When Gypsy begins seeing Jesse McGregor (Ben Unwin), a series of misunderstandings lead to many Bay residents, notably Alf and Marilyn Fisher, mistakenly believing that Natalie and Jesse are having an affair. When Natalie finally finds out about the rumours, she finds the idea hilarious. Natalie is then caught up in Jesse's stolen car drama and is asked to look after his daughter, Rachel (Sarah Mumcu) while he goes on the run. Joel is annoyed when he finds out Natalie has contacted Jesse and makes a report to his superiors.

Shortly after Natalie visits her mother in Queensland, she discovers she is pregnant. Colleen Smart (Lyn Collingwood) begins spreading rumours that Joel is not the father; which turn out to be true. While in Queensland, Natalie had an affair with an old friend, Glen Tanner (Craig Elliot), who then follows her to the Bay. Although Natalie is not interested in picking things up, Gypsy spots them holding hands in a cafe and jumps to conclusions. Gypsy is later in a car crash, in which her boyfriend Charlie Nicholas (Toby Schmitz) is killed. The Guilt of Natalie's affair gets to her and she confesses all to Joel. They try to salvage the marriage; but they cannot and Natalie leaves for Queensland, taking Rachel with her.

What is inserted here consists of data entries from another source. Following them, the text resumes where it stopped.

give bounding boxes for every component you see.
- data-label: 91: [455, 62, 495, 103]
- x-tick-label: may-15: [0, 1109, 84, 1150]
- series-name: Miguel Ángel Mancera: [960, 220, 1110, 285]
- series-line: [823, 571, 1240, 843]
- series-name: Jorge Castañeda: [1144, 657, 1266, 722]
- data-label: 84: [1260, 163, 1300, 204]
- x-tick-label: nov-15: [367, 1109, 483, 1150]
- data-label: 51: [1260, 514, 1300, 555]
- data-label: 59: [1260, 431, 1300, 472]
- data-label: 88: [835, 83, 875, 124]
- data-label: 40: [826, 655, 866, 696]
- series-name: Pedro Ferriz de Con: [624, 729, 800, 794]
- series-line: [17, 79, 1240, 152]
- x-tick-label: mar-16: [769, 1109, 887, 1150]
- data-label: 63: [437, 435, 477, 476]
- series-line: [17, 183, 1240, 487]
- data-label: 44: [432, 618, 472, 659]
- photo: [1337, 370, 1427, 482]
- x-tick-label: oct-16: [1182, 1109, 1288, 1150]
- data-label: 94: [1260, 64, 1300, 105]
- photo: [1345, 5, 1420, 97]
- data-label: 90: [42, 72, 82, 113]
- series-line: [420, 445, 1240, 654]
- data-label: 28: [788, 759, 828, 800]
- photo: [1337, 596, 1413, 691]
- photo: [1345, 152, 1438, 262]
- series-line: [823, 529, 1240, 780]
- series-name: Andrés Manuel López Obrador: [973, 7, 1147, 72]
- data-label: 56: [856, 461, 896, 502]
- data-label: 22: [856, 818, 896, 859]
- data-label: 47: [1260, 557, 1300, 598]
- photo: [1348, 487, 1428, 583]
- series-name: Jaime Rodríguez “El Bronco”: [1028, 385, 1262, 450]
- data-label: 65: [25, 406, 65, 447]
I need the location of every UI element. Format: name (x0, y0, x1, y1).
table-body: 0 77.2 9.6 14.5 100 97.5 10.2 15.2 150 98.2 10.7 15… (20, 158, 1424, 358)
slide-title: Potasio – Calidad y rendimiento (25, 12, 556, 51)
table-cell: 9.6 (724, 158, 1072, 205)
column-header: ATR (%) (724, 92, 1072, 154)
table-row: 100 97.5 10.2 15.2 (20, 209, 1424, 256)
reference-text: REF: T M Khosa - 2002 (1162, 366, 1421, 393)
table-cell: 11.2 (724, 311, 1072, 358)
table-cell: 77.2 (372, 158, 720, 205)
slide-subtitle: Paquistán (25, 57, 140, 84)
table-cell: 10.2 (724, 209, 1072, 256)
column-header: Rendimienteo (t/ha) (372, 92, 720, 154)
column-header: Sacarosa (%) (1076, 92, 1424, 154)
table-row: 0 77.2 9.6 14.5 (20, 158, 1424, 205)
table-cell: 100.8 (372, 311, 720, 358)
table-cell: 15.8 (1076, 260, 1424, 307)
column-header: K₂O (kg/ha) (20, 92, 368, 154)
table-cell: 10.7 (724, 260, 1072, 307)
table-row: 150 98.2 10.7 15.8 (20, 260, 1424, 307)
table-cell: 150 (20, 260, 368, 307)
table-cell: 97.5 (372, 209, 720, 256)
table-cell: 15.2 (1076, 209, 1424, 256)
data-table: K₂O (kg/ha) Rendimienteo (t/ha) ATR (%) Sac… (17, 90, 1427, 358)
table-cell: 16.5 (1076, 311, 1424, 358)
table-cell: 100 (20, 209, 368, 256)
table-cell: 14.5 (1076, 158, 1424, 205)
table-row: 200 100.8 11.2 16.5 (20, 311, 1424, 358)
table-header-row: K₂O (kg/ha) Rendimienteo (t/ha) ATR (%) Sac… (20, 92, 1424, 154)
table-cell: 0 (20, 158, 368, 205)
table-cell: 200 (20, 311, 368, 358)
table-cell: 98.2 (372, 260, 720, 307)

Natalie gives birth to a son, Connor Nash (Connor Smith; McKenzie Roberts) and Joel is angry when he discovers she has given him the surname Nash. Some months later, when Joel has his leg partially crushed during a mudslide, Natalie returns with Connor. Even though Joel is now involved with Judith Ackroyd (Anna Hruby), Natalie offers to care for him in Queensland during his recovery. Joel refuses and Natalie decides leaving town when Judith drives an unknowing Joel to the house, having realised where his heart really lies. Joel and Natalie reconciled but Natalie felt people in the Bay would have a hard time accepting her and Connor so persuades Joel to go back to Queensland with her. She invites Gypsy but she decides to stay in the Bay, being among the group waving her parents off. Gypsy follows a year later with Will in tow and they marry with the family present.

==Reception==
Herald Sun critic Jackie Brygel observed that the character "has never been a shrinking violet". In May 2000, Brygel commented on the state of Natalie's marriage, saying "Joel and Natalie, a typical Summer Bay couple who have had their ups and downs, are going through something of a down phase. This, in case you've missed the past few episodes, is very likely because Nat had a brief affair and, oh yeah, fell pregnant to her lover." Ahead of the character's departure, Brygel was surprised, writing "It's not often that something truly unexpected happens in Summer Bay. But, here at Soapdish, we like to give credit where credit's due and, therefore, we feel obliged to hand it to the writers of this show this week. Natalie finally reveals her plans to her family – she is going to live in Queensland. And we thought it was only ex-Ramsay Streeters who left the world of soap to live in the Sunshine State."

Channel 5 chose the episode where Natalie and Joel return to Summer Bay with their children, Tom and Gypsy, as one of their best episodes from the last 25 years of the serial.